Utah congressman suggests federal agencies don’t need to be based in D.C.

Utah congressman suggests federal agencies don’t need to be based in D.C.

Jan 23, 2017, 12:06pm EST Updated Jan 24, 2017, 10:19am EST
D.C.’s commercial real estate market could potentially be dealt a serious blow under the new Trump administration and makeup of the 115th Congress.

Rep. Jason Chaffetz, R-Utah, has introduced a House resolution stating the federal government should not be required to have its offices in D.C. House resolutions express the sentiment of a particular chamber in Congress and do not hold the same weight as legislation, and it’s still too early to say whether the full House will even take up the resolution. But the prospect could have major implications for the D.C. area’s office market if it is a sentiment shared by the new administration and Congress.

“This resolution is the first step toward decentralizing federal agencies and initiating a process that shares the wealth with other communities across the United States,” Chaffetz, chair of the House Oversight and Government Reform Committee, said in a statement of H. Res 38, also known as Divest D.C. “I look forward to working with my colleagues on legislation to identify locations where these agencies can best serve the American people.”

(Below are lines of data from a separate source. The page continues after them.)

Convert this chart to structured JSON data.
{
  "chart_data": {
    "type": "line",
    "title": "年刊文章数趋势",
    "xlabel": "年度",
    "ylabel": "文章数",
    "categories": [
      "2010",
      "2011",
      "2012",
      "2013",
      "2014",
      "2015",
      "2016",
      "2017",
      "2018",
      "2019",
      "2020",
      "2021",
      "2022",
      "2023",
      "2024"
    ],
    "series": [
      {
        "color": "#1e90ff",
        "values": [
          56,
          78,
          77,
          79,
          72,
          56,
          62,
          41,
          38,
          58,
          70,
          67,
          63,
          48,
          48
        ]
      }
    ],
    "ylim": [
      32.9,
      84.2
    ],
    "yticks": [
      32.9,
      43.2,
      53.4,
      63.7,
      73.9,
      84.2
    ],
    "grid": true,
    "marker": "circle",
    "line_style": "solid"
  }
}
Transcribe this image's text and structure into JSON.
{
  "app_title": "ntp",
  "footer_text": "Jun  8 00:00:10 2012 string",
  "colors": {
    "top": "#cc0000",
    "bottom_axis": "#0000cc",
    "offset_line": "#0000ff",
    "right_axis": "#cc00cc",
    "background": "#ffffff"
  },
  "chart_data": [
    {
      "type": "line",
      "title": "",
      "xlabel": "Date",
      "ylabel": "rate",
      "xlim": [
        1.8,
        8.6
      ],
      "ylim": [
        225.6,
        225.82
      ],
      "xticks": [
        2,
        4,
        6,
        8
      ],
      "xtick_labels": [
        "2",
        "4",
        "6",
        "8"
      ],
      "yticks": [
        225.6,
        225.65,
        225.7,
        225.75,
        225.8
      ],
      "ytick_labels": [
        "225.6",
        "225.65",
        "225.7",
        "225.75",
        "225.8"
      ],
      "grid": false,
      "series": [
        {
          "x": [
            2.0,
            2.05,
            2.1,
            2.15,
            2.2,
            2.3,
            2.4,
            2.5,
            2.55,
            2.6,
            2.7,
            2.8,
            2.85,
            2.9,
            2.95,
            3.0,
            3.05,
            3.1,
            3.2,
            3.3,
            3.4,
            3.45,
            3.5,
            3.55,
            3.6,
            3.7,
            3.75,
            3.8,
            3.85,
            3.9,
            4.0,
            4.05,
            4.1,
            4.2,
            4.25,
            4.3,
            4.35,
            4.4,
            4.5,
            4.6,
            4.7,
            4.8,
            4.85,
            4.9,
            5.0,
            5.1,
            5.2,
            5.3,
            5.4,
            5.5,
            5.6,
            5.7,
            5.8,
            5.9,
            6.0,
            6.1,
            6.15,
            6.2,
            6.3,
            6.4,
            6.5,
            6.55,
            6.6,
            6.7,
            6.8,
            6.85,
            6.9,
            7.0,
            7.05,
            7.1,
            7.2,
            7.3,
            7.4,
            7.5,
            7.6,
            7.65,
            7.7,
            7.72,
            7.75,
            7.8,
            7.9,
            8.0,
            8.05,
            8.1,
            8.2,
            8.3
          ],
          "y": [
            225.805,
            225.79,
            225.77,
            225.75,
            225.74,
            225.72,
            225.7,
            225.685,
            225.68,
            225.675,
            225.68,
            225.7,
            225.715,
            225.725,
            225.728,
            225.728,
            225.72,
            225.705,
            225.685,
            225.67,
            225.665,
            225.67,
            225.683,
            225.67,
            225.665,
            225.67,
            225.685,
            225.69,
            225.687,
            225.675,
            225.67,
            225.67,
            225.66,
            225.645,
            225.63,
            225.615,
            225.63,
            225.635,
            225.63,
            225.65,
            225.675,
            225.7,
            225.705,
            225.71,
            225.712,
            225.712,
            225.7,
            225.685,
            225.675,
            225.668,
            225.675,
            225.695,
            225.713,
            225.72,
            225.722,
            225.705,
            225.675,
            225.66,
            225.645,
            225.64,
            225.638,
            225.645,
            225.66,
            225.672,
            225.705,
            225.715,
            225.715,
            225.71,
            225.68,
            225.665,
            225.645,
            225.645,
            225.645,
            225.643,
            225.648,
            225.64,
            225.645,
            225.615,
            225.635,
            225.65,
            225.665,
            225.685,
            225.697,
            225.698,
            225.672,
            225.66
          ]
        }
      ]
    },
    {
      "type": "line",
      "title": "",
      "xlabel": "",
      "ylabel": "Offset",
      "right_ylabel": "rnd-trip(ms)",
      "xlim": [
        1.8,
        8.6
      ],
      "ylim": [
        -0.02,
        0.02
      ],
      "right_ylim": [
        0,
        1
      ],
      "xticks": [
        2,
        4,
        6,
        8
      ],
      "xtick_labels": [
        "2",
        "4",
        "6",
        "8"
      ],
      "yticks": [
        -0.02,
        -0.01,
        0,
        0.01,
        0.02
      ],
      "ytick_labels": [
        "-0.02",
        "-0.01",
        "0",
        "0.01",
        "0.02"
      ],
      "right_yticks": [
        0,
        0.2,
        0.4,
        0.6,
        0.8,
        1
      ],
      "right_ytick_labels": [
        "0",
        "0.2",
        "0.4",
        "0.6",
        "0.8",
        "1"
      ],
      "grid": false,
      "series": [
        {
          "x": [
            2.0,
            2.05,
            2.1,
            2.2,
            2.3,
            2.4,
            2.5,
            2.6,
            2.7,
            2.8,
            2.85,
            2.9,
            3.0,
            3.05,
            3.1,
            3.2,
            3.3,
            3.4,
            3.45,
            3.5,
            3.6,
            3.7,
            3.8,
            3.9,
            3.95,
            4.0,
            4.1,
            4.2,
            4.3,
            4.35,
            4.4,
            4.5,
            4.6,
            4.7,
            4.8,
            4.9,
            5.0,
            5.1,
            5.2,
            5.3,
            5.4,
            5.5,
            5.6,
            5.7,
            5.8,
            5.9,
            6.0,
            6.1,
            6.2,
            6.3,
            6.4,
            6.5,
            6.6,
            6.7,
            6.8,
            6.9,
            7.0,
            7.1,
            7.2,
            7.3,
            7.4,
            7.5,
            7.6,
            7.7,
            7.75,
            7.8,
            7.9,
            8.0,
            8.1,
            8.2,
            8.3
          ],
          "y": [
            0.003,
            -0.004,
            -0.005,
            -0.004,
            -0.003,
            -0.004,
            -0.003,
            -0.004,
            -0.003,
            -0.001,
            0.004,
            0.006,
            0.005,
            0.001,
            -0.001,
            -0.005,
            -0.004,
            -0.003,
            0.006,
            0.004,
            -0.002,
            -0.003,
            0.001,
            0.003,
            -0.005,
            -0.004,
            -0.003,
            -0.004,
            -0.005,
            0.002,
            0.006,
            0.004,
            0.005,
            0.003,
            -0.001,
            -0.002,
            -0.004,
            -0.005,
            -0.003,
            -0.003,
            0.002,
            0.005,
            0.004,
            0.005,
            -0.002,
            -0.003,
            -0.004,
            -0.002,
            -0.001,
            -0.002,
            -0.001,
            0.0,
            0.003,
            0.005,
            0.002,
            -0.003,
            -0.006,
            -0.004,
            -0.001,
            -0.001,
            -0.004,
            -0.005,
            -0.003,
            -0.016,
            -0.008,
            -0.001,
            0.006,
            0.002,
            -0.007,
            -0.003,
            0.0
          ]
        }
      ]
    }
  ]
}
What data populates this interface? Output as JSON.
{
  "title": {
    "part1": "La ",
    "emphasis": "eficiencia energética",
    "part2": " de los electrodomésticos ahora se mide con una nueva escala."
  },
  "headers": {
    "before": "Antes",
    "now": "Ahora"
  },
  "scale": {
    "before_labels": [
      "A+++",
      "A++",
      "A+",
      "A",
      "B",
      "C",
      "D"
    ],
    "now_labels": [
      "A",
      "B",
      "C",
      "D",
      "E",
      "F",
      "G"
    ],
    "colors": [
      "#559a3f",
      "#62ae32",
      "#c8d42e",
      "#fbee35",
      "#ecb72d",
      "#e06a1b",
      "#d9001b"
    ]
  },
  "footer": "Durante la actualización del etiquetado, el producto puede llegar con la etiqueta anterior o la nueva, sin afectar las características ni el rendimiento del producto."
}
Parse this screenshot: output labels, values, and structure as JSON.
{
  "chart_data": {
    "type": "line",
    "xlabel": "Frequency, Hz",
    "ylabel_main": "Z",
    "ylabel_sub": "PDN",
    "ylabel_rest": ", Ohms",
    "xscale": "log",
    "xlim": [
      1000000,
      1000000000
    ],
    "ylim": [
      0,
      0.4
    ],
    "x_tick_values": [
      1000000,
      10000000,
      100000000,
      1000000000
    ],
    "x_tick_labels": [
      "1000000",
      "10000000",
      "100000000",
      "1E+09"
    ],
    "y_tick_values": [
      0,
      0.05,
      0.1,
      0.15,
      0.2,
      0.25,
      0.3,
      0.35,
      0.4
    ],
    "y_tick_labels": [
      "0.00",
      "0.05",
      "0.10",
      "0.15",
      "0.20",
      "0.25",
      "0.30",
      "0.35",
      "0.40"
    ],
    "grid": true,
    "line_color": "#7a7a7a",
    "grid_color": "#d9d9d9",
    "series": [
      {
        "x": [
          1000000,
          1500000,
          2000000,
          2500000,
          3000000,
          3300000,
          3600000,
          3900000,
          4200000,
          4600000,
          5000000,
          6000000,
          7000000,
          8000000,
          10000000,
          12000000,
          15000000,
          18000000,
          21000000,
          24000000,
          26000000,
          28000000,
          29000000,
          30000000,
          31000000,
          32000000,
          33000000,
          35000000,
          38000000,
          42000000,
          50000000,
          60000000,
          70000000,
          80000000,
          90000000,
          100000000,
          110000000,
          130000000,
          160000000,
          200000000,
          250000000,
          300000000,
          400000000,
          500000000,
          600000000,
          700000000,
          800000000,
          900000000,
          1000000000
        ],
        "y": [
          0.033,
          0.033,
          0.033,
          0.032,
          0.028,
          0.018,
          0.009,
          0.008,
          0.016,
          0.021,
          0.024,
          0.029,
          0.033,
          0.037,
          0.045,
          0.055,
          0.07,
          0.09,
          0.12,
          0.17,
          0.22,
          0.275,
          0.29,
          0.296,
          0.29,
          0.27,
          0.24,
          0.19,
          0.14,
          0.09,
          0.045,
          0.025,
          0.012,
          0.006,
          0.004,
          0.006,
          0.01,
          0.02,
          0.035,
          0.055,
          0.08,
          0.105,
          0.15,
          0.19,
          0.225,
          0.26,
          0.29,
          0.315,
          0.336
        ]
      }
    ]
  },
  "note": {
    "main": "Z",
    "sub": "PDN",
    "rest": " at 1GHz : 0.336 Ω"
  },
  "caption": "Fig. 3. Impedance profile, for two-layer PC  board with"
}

In his proposed resolution, submitted Jan. 10, Chaffetz suggests it’s no longer essential that federal agencies be based in D.C. due to advances in communication technology and the ease of travel. He suggests the federal government could lower the cost of doing business by shifting to other cities while serving as an economic driver for those areas.

“Government needs to be closer to the people it regulates,” Chaffetz said. “As it stands, decision-makers at various agencies are largely shielded from the impact of their decisions. Housing federal agencies in a city with one of the highest median incomes in the United States is not only expensive, but keeps federal bureaucrats in an economic and political bubble that offers a distorted view of the realities facing this country.”

Federal real estate expert Kurt Stout said the resolution could be a larger indicator of the mindset in Congress — a mindset, he said, that could take the form of formal federal legislation. Stout, executive vice president of government solutions at Colliers International, said it could also result in pressure from Congress to President Donald Trump, with his more extensive real estate background, to consider distributing more leases to parts of the country where the cost of doing business is less expensive than inside the Beltway.

The General Services Administration leases or manages more than 100 million square feet of federal space in Greater Washington, by far the largest concentration of any metro area in the U.S. It’s not the first time that it’s been suggested the federal government spread its resources more evenly outside of D.C., particularly following the Sept. 11 terror attacks. More recently, consultant Dan McGinn suggested in an opinion piece in The Hill that even the FBI’s headquarters search be opened up to other cities. The GSA has said it expects to chose from one of three locations in Greater Washington by March, but that selection could be influenced by Trump now that he has oversight of the agency.

Daniel J. Sernovitz covers commercial real estate.